# 3D Design / 3D Scanning / 3D Modeling > 3D Printing Slicer Discussion >  3D Model not showing all sides??

## Fernandez924

Hello! im new to the forum. ﻿﻿﻿
im having an issue.. 
ive made many designs in the past and sliced them on cura and never had any issues until today. im not sure if this is a settings or model issue. when i upload the model to cura everything looks good in the solid view, but then when i slice it and review the layer view there are whole sections missing, even when i add supports or remove. im going to add photos. any ideas?

----------


## Fernandez924

CAA5DF84-58C5-4F19-BA63-F947452EF425.jpg0F1099BC-9E8E-459F-AFC7-160C0CE2F3CE.jpgFC4A6246-C5EF-477C-BF30-00CED5949ED0.jpgB0BBE536-D301-4B07-8DE7-5076BAE108F8.jpg783C4199-E4E6-4405-956C-5487F22F9B6B.jpg

----------


## fred_dot_u

What does the original model look like? How was the model created? If you open the STL file in a viewer (online or otherwise) how does it appear? Consider to post a screencap of the original or post a link to the model. If you have Meshmixer, you can run Inspector, Analyze to see if there are non-manifold sections.

----------


## Fernandez924

If you guys can see the pics I posted, Then the
 original is the white model.

----------


## fred_dot_u

It's difficult to determine from the photos, but it appears that the program used to create the model is SketchUp. That program is well known for creating models which will not print. 

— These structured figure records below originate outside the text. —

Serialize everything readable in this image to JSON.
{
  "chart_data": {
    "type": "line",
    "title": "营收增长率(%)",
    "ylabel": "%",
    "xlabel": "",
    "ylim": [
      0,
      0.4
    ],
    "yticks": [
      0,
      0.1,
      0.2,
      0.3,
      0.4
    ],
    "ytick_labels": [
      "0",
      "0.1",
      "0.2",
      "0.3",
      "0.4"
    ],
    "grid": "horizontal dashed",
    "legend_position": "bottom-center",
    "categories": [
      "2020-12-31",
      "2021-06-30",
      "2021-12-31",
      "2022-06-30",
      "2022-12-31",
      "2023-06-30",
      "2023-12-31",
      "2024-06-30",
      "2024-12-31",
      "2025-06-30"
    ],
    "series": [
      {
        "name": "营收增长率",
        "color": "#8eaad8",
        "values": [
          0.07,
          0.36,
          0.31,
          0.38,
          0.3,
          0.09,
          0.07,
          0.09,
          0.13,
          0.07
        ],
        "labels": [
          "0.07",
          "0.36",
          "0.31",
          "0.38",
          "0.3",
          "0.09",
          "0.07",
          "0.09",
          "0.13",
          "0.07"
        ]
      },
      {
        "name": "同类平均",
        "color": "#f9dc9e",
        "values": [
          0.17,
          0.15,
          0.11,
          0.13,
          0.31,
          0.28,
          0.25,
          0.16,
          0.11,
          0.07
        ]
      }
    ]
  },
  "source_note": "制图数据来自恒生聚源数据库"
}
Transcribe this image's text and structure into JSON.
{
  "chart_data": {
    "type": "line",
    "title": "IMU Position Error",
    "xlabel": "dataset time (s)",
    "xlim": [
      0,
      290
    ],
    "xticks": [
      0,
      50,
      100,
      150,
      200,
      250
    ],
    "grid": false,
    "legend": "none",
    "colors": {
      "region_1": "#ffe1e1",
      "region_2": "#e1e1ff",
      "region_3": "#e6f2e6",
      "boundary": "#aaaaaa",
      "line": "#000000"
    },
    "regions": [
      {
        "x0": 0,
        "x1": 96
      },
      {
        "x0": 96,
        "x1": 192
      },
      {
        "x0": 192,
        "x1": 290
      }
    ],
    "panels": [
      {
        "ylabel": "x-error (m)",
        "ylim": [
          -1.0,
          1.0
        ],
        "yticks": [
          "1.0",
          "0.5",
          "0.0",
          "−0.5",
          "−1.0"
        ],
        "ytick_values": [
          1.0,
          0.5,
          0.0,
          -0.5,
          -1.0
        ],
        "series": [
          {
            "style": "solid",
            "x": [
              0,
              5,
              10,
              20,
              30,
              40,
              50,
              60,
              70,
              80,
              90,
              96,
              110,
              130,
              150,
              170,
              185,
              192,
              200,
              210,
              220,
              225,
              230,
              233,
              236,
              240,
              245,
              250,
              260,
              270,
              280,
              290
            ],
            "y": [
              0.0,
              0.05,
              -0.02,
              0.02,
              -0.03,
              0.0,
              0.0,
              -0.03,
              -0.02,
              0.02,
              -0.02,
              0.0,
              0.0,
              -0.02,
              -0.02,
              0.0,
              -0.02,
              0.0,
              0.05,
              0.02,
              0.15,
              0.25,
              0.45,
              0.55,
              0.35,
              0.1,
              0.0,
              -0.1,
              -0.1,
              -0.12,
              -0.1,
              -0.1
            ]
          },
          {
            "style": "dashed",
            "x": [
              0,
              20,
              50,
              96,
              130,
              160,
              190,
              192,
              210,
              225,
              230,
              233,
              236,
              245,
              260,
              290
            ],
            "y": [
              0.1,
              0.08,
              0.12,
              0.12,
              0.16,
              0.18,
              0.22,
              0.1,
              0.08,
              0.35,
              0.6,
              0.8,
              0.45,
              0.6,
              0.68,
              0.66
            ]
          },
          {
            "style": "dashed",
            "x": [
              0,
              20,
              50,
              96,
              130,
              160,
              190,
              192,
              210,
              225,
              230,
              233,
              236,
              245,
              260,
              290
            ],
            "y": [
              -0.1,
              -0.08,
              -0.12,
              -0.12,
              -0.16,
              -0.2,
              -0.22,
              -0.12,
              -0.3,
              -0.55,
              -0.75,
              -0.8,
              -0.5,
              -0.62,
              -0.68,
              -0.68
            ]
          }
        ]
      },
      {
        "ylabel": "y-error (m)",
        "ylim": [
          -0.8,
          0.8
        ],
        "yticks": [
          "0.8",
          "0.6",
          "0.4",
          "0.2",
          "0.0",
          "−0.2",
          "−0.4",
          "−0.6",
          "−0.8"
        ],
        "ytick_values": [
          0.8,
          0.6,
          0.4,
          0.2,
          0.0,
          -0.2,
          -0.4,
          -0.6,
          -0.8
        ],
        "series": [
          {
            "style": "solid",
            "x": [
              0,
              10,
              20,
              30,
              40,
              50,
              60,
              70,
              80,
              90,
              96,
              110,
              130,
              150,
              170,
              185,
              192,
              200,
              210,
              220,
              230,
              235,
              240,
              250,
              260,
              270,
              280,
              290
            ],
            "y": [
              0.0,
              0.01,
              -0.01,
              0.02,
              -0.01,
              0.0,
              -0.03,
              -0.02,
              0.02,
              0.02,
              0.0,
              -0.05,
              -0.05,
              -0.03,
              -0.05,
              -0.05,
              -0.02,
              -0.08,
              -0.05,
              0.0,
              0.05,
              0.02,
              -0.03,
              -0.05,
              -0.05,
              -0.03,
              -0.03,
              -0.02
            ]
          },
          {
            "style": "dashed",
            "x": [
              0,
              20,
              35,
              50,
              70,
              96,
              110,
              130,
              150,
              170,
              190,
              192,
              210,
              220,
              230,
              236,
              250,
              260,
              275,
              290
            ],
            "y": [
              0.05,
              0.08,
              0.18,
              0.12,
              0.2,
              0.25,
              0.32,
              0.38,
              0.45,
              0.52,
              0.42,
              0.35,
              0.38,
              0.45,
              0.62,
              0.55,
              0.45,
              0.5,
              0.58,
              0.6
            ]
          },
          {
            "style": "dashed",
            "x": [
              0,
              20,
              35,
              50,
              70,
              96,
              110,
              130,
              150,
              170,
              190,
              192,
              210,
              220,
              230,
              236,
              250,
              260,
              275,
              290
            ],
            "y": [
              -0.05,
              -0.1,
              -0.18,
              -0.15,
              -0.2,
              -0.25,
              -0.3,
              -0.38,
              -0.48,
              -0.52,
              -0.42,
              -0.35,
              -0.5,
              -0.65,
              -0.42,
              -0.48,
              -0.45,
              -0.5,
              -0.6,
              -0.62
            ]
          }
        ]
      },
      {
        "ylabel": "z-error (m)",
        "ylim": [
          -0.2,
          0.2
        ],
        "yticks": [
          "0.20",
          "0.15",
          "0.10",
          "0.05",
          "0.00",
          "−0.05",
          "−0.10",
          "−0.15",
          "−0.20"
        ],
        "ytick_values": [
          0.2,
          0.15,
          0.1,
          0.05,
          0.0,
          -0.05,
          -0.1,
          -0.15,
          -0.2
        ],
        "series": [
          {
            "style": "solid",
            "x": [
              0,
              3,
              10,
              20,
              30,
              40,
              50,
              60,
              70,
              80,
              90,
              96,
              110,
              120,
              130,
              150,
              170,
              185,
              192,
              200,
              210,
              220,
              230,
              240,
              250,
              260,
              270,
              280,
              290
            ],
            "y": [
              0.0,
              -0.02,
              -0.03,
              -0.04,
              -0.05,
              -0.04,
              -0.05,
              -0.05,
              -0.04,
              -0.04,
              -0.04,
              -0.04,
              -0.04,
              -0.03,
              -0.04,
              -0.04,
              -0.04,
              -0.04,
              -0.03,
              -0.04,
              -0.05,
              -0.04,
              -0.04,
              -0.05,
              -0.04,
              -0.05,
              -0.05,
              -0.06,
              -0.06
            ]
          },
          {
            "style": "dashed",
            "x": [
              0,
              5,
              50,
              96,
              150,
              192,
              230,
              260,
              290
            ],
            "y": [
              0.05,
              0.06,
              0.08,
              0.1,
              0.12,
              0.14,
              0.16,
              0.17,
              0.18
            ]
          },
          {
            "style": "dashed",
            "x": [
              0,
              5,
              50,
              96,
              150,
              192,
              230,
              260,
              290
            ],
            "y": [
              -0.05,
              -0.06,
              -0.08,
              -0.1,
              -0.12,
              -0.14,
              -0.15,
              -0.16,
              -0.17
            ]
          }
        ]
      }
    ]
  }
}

If you're determined to stick with SketchUp, do some research about how to create manifold models from within the program. I tend to stay away from that program due to problems such as this.

It's possible that Meshmixer will solve the failed portions, or totally destroy the model! If you want to post the STL, I'll take a look at it to see how difficult a repair it is.

----------


## Fernandez924

yes it is sketchup. 
how do i post the STL?

----------


## Fernandez924

got it! haha

----------


## fred_dot_u

That was an interesting project. A large portion of your model had flipped normals. These are faces for which the parameters indicate that the inside is on the outside. I was able to fix that with Meshmixer, but the self-intersecting faces were a larger problem. For that, I fired up Netfabb, which eventually worked. I've not used Netfabb prior to this project and it has a great repair facility.

I've attached the repaired STL file for your enjoyment.

I strongly suggest that you consider to use a different program, even if it should require creating new synapses in the process. Fusion 360 is free to hobbyists, very powerful. There are many tutorials and videos on the 'net. Another useful program, also free, is Onshape. If you want the simplest possible program, try Tinkercad. Although it is limited in capabilities, it won't easily create problem files.

I'm a big fan of OpenSCAD, another free program, but I doubt that I would have been able to create your part using that program.

Good luck

----------


## Fernandez924

Man! Thanks so much! It worked perfect!

----------